The Washington PostDemocracy Dies in Darkness

House Oversight Committee seeks documents related to secret CBP Facebook groups that ridiculed migrants

July 31, 2019 at 12:37 p.m. EDT
House Oversight Committee Chairman Elijah E. Cummings (D-Md.) speaks at a hearing on migrant family separations and detention centers on July 12. (Pablo Martinez Monsivais/AP)

The House Oversight Committee is seeking documents from U.S. Customs and Border Protection as it investigates secret Facebook groups in which dozens of current and former employees allegedly shared racist and sexist memes and joked about migrant deaths.

The move suggests that the panel’s chairman, Rep. Elijah E. Cummings, is not backing down from his investigations into the Trump administration, despite the president’s recent attacks on the Maryland Democrat and his district.

In a letter Wednesday to acting customs and border protection commissioner Mark Morgan, Cummings voiced alarm that some of the agents involved in the Facebook groups may still be on the job.

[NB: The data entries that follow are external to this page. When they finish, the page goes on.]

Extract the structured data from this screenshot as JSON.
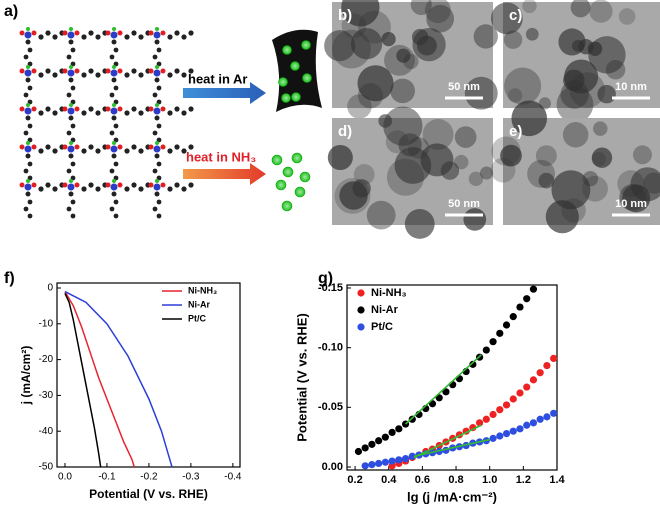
{
  "figure": {
    "panel_labels": [
      "a)",
      "b)",
      "c)",
      "d)",
      "e)",
      "f)",
      "g)"
    ],
    "arrows": [
      "heat in Ar",
      "heat in NH₃"
    ],
    "scale_bars": [
      "50 nm",
      "10 nm",
      "50 nm",
      "10 nm"
    ]
  },
  "chart_data": [
    {
      "type": "line",
      "xlabel": "Potential (V vs. RHE)",
      "ylabel": "j (mA/cm²)",
      "xlim": [
        0.019,
        -0.417
      ],
      "ylim": [
        -50,
        1.4
      ],
      "xticks": [
        {
          "value": 0,
          "label": "0.0"
        },
        -0.1,
        -0.2,
        -0.3,
        -0.4
      ],
      "yticks": [
        0,
        -10,
        -20,
        -30,
        -40,
        -50
      ],
      "legend": "upper right",
      "series": [
        {
          "name": "Ni-NH₃",
          "color": "#e8242f",
          "x": [
            0,
            -0.02,
            -0.04,
            -0.06,
            -0.08,
            -0.1,
            -0.12,
            -0.14,
            -0.16,
            -0.165
          ],
          "values": [
            -1,
            -5,
            -11,
            -18,
            -25,
            -31,
            -37,
            -43,
            -48,
            -50
          ]
        },
        {
          "name": "Ni-Ar",
          "color": "#2b3fd8",
          "x": [
            0,
            -0.05,
            -0.1,
            -0.15,
            -0.2,
            -0.23,
            -0.25,
            -0.255
          ],
          "values": [
            -1,
            -4,
            -10,
            -19,
            -31,
            -40,
            -48,
            -50
          ]
        },
        {
          "name": "Pt/C",
          "color": "#000000",
          "x": [
            0,
            -0.01,
            -0.02,
            -0.03,
            -0.04,
            -0.05,
            -0.06,
            -0.07,
            -0.08,
            -0.085
          ],
          "values": [
            -1.5,
            -4,
            -9,
            -15,
            -21,
            -27,
            -33,
            -39,
            -46,
            -50
          ]
        }
      ]
    },
    {
      "type": "scatter",
      "xlabel": "lg (j /mA·cm⁻²)",
      "ylabel": "Potential (V vs. RHE)",
      "xlim": [
        0.152,
        1.4
      ],
      "ylim": [
        0.0025,
        -0.1525
      ],
      "xticks": [
        0.2,
        0.4,
        0.6,
        0.8,
        {
          "value": 1,
          "label": "1.0"
        },
        1.2,
        1.4
      ],
      "yticks": [
        {
          "value": 0,
          "label": "0.00"
        },
        -0.05,
        {
          "value": -0.1,
          "label": "-0.10"
        },
        -0.15
      ],
      "legend": "upper left",
      "series": [
        {
          "name": "Ni-NH₃",
          "color": "#ee2222",
          "x": [
            0.42,
            0.46,
            0.5,
            0.54,
            0.58,
            0.62,
            0.66,
            0.7,
            0.74,
            0.78,
            0.82,
            0.86,
            0.9,
            0.94,
            0.98,
            1.02,
            1.06,
            1.1,
            1.14,
            1.18,
            1.22,
            1.26,
            1.3,
            1.34,
            1.38
          ],
          "values": [
            -0.001,
            -0.003,
            -0.005,
            -0.008,
            -0.01,
            -0.013,
            -0.015,
            -0.018,
            -0.021,
            -0.024,
            -0.027,
            -0.03,
            -0.033,
            -0.037,
            -0.04,
            -0.044,
            -0.048,
            -0.052,
            -0.057,
            -0.062,
            -0.067,
            -0.073,
            -0.079,
            -0.085,
            -0.091
          ]
        },
        {
          "name": "Ni-Ar",
          "color": "#000000",
          "x": [
            0.22,
            0.26,
            0.3,
            0.34,
            0.38,
            0.42,
            0.46,
            0.5,
            0.54,
            0.58,
            0.62,
            0.66,
            0.7,
            0.74,
            0.78,
            0.82,
            0.86,
            0.9,
            0.94,
            0.98,
            1.02,
            1.06,
            1.1,
            1.14,
            1.18,
            1.22,
            1.26
          ],
          "values": [
            -0.013,
            -0.016,
            -0.019,
            -0.022,
            -0.025,
            -0.029,
            -0.032,
            -0.036,
            -0.04,
            -0.044,
            -0.049,
            -0.053,
            -0.058,
            -0.063,
            -0.069,
            -0.074,
            -0.08,
            -0.086,
            -0.092,
            -0.098,
            -0.105,
            -0.112,
            -0.119,
            -0.126,
            -0.134,
            -0.141,
            -0.149
          ]
        },
        {
          "name": "Pt/C",
          "color": "#2e4ee0",
          "x": [
            0.26,
            0.3,
            0.34,
            0.38,
            0.42,
            0.46,
            0.5,
            0.54,
            0.58,
            0.62,
            0.66,
            0.7,
            0.74,
            0.78,
            0.82,
            0.86,
            0.9,
            0.94,
            0.98,
            1.02,
            1.06,
            1.1,
            1.14,
            1.18,
            1.22,
            1.26,
            1.3,
            1.34,
            1.38
          ],
          "values": [
            -0.001,
            -0.002,
            -0.003,
            -0.004,
            -0.005,
            -0.006,
            -0.007,
            -0.009,
            -0.01,
            -0.011,
            -0.012,
            -0.013,
            -0.014,
            -0.016,
            -0.017,
            -0.018,
            -0.02,
            -0.021,
            -0.022,
            -0.024,
            -0.026,
            -0.028,
            -0.03,
            -0.032,
            -0.035,
            -0.037,
            -0.04,
            -0.042,
            -0.045
          ]
        }
      ],
      "fits": [
        {
          "color": "#33bb33",
          "x": [
            0.5,
            0.95
          ],
          "values": [
            -0.036,
            -0.094
          ]
        },
        {
          "color": "#33bb33",
          "x": [
            0.55,
            0.95
          ],
          "values": [
            -0.008,
            -0.035
          ]
        },
        {
          "color": "#33bb33",
          "x": [
            0.55,
            1.0
          ],
          "values": [
            -0.009,
            -0.023
          ]
        }
      ]
    }
  ]
}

“The Committee is concerned that Border Patrol agents and other CBP employees who wrote posts disparaging immigrants may still be working with immigrants and children,” Cummings wrote in the letter.

Cummings said members of the Facebook groups had made “racist, sexist and xenophobic comments relating to immigrants and Members of Congress” and requested that CBP provide all documents related to the matter by Aug. 14, including the postings themselves, the names and titles of every CBP employee investigated, and records of any employment action taken against them.

Cummings also reiterated his request for a briefing on the matter, setting a deadline of Aug. 7.

Earlier this month, CBP announced that it is investigating 62 current employees and eight former employees for possible misconduct over their alleged participation in the Facebook groups. The groups include “Real CBP Nation” and “I’m 10-15,” which is Border Patrol code for “aliens in custody.”

The announcement came after ProPublica published a report about content posted to one of the private online forums. According to Politico, CBP officials were already aware of the groups before they were reported by news outlets, prompting outrage from lawmakers and advocates for immigrant rights.

Some of the most recent offensive Facebook postings concerned a visit by members of Congress to a Border Patrol station in Clint, Tex. One post carried an illustration of Rep. Alexandria Ocasio-Cortez (D-N.Y.) performing a sex act at a Border Patrol facility; another portrayed a smiling President Trump pushing the congresswoman’s face toward his lap.

In testimony before Cummings’s committee this month, acting homeland security secretary Kevin McAleenan called the postings “unacceptable” and said CBP is “moving very quickly to hold people accountable for conduct that doesn’t meet our standards.” He added that some of the agents who participated in the groups had been placed on administrative duties, although he did not provide details.

Abigail Hauslohner contributed to this report.